昨日11月11日の水曜日、2Fガーデンで17回目となる渡辺一枝トークの会「福島の声を聞こう!」が開かれました。
今回のゲスト・スピーカーは南相馬市の市会議員の田中京子さん。津波と原発事故に襲われた町で、被災以前から産業廃棄物処理場建設反対運動など、地元の環境問題に取り組んできた方で、被災後は市議として住宅問題や放射能の除染問題など、行政と住民の間をつないで解決の道を模索し続けています。今なお被災時のお話になると声を詰まらせる田中さんでしたが、被災者の現在の姿をさまざまな角度から伝えて下さったのでした。

田中さんや南相馬に通い続けている一枝さんのお話から、とりわけ印象に残ったのは、被災者の間に広がっている亀裂の問題でした。被災後4年有余経って元の地への帰還問題や住宅建設問題、補償問題などで、ばらばらになった住民の間に新たな亀裂が生じてきていて、複雑化の様相を呈してきているといいます。
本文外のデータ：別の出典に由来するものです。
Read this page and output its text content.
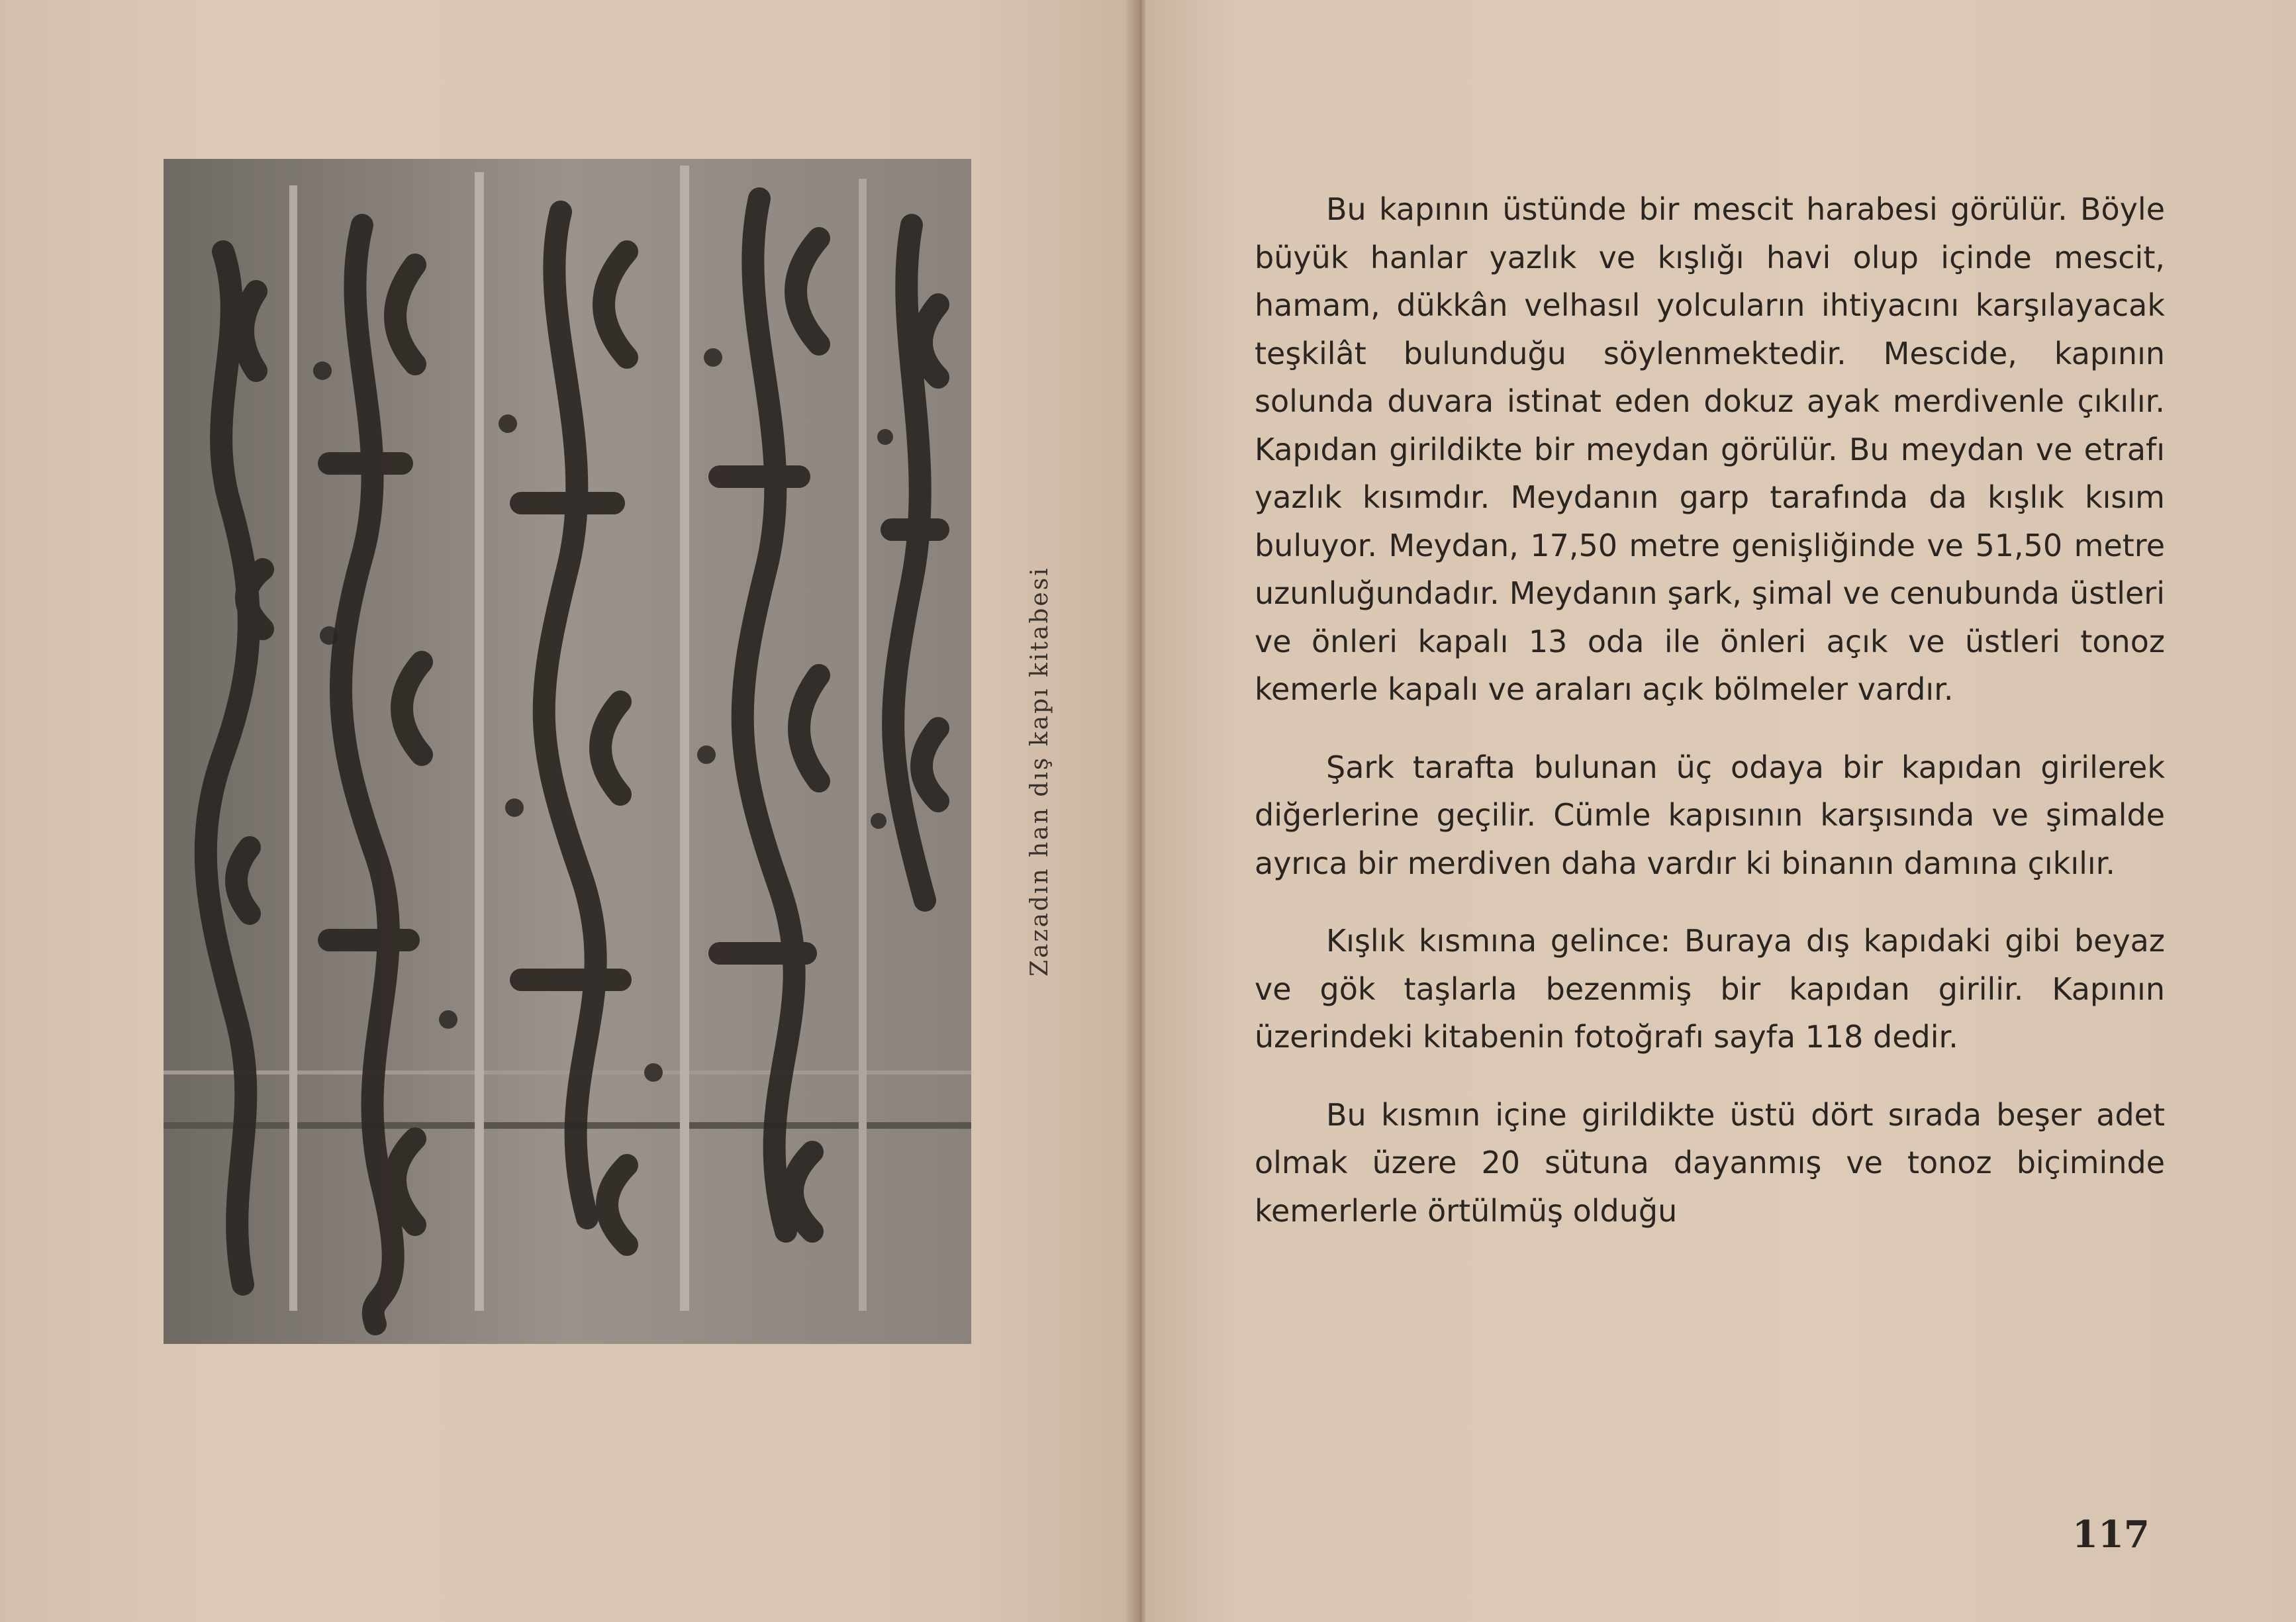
Zazadın han dış kapı kitabesi

Bu kapının üstünde bir mescit harabesi görülür. Böyle büyük hanlar yazlık ve kışlığı havi olup içinde mescit, hamam, dükkân velhasıl yolcuların ihtiyacını karşılayacak teşkilât bulunduğu söylenmektedir. Mescide, kapının solunda duvara istinat eden dokuz ayak merdivenle çıkılır. Kapıdan girildikte bir meydan görülür. Bu meydan ve etrafı yazlık kısımdır. Meydanın garp tarafında da kışlık kısım buluyor. Meydan, 17,50 metre genişliğinde ve 51,50 metre uzunluğundadır. Meydanın şark, şimal ve cenubunda üstleri ve önleri kapalı 13 oda ile önleri açık ve üstleri tonoz kemerle kapalı ve araları açık bölmeler vardır.

Şark tarafta bulunan üç odaya bir kapıdan girilerek diğerlerine geçilir. Cümle kapısının karşısında ve şimalde ayrıca bir merdiven daha vardır ki binanın damına çıkılır.

Kışlık kısmına gelince: Buraya dış kapıdaki gibi beyaz ve gök taşlarla bezenmiş bir kapıdan girilir. Kapının üzerindeki kitabenin fotoğrafı sayfa 118 dedir.

Bu kısmın içine girildikte üstü dört sırada beşer adet olmak üzere 20 sütuna dayanmış ve tonoz biçiminde kemerlerle örtülmüş olduğu

117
歳月の経過で仮設住宅の傷みも生じているのに、そこには新たに人と人の繋がりが出来ていて、仮設を出たくないという人も出てきているとのこと。従来のコミュニティが壊された上に、移り住んだ仮設で出来てきたコミュニティがまた壊されかねないというのです。そうした移転問題の複雑さを伺っていると、今更ながら原発事故がもたらした罪深さを痛感させられました。
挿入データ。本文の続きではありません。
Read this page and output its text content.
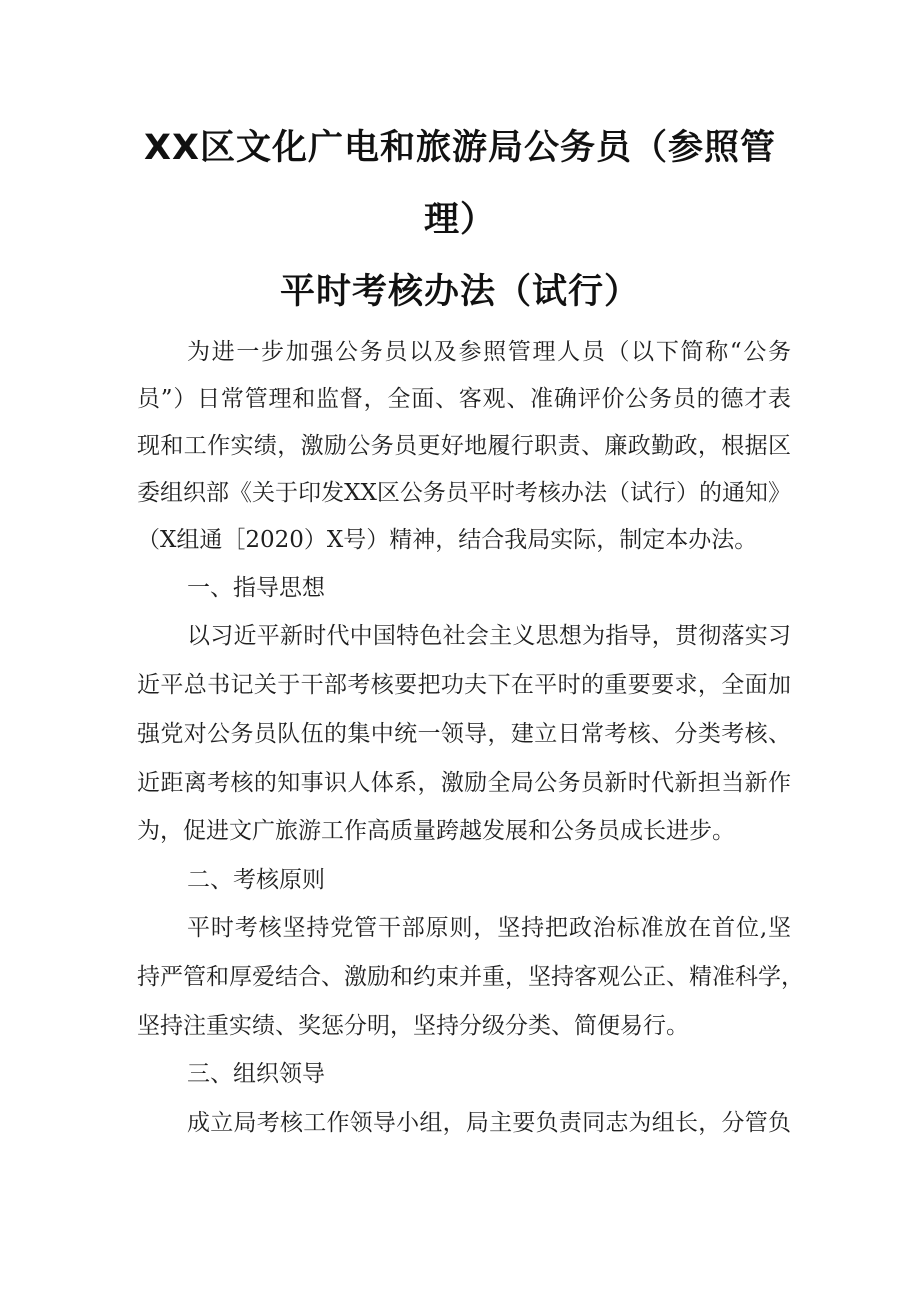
XX区文化广电和旅游局公务员（参照管
理）
平时考核办法（试行）
为进一步加强公务员以及参照管理人员（以下简称“公务
员”）日常管理和监督，全面、客观、准确评价公务员的德才表
现和工作实绩，激励公务员更好地履行职责、廉政勤政，根据区
委组织部《关于印发XX区公务员平时考核办法（试行）的通知》
（X组通［2020）X号）精神，结合我局实际，制定本办法。
一、指导思想
以习近平新时代中国特色社会主义思想为指导，贯彻落实习
近平总书记关于干部考核要把功夫下在平时的重要要求，全面加
强党对公务员队伍的集中统一领导，建立日常考核、分类考核、
近距离考核的知事识人体系，激励全局公务员新时代新担当新作
为，促进文广旅游工作高质量跨越发展和公务员成长进步。
二、考核原则
平时考核坚持党管干部原则，坚持把政治标准放在首位,坚
持严管和厚爱结合、激励和约束并重，坚持客观公正、精准科学，
坚持注重实绩、奖惩分明，坚持分级分类、简便易行。
三、组织领导
成立局考核工作领导小组，局主要负责同志为组长，分管负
今は安保法制の強硬採決などもあって人々の関心事が拡散しているからでしょうか、昨日の参加者は決して多くはなかったのですが、被災地の人々の中に亀裂の拡がっていることに心を痛め、多くの人が手を上げて熱心に質問したり意見を語る会となりました。

会場には福島のお婆さんたちが作った手芸品や手書きカルタなども展示され、来場者の注目を集めていました。

このトークの会、記憶が拡散しがちな現在ですが、来年ももちろん継続開催していきます。